If we look at the current situation, apart from Maharashtra and Haryana elections, UP by-polls gave strong positive results for the BJP. Of the 11 seats which were polled, BJP picked 7 and one was won by BJP ally, SP won 3. Congress import Alpesh Thakore lost for BJP in Gujarat. An open-door policy does not seem to be doing much good for the BJP. In Bihar, AIMIM made an entry in 2 seats and RJD wrestles 3 seats from JDU. It is high time that BJP re-thinks its partnering strategy in Bihar, instead of drowning in dead with the partner. North East brings in good news yet again, as BJP wins 2 seats in Sikkim; in Assam, BJP wins 3 and AIUDF wins 1. If we look at Assam and Bihar, BJP loss has been the gain of blatantly Islamist parties, the Congress has been left out in dry with its neither-here, nor-there ideology. In UP, being a fourth-ranker, it seems neither Priyanka Vadra nor Ajay Kumar Lallu, in spite of adulatory articles written in the mainstream media about relatively unknown face, has been able to do much about the falling fortunes of the ideologically confused Congress in UP.

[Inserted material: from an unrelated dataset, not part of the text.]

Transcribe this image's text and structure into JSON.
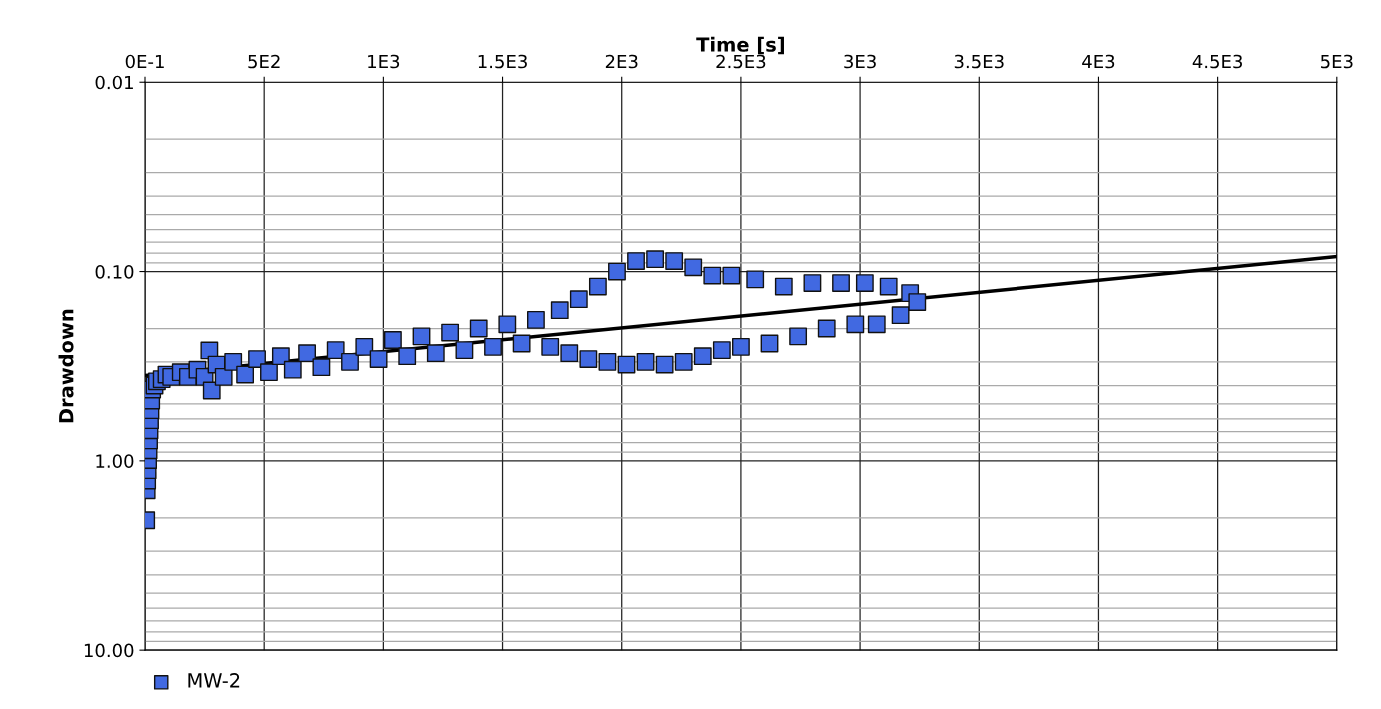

The lesson for BJP and Congress both is that you cannot run the media play with your narrative. Politics is about communications. It is not enough to be on Social Media, you need to communicate as well. That is the only way to circumvent the compromised mainstream media. The Great War of Mahabharat was narrated by Sanjay not fought by him. The media went into overdrive on the rumours of BJP taking support from the Controversial politician Gopal Kanda. The prodigal daughter of the first family of the Congress who celebrated the nose-dive of Congress in UP politics took pot-shots at BJP based on the rumour and speculations. Even as per speculations, Kanda support to BJP was unconditional. He is an elected MLA and if he supports the BJP, I do not know how the party can stop him from supporting him. It is the people who elected him. It is in vogue to blame the politicians, but can the people exonerate themselves? “A vote is like a rifle: its usefulness depends upon the character of the user.” wrote Theodore Roosevelt. The man is an elected member of the assembly, how is it even possible BJP to oppose his unconditional support? To all those who are thumping their fists and gnashing their teeth, I would just like to point out that as against the rumour of Gopal Kanda offering unconditional support(which means no place is being offered to him in the ruling cabinet), in 2009, the same man not only offered support to the Bhupendra Singh Hooda led Congress Government, also bargained the post of a Minister of, hold your breath, Home Affair. He was never sacked, rather he resigned in August 2012, after being arrested on the charges of abetting suicide of a woman.
However, as things turn out, after giving material to the media for writing editorials to attack the BJP based on rumours, BJP has entered into an alliance with the JJP and is forming the Government in Haryana. Questions can be asked as to how something can be right for the BJP merely because it has been done by the Congress in the past, the counter would be, how something can be wrong for the BJP merely because Congress is failing to do it in the present. The morality of a society is the responsibility of the people of society, not of the politicians of the society. The politicians come from society. These elections are the time not only for the politicians to rethink, but it is also the time for the people to sit down and think about the political choices we make. As George Bernard Shaw wrote-
“Democracy is a device that ensures we shall be governed no better than we deserve.”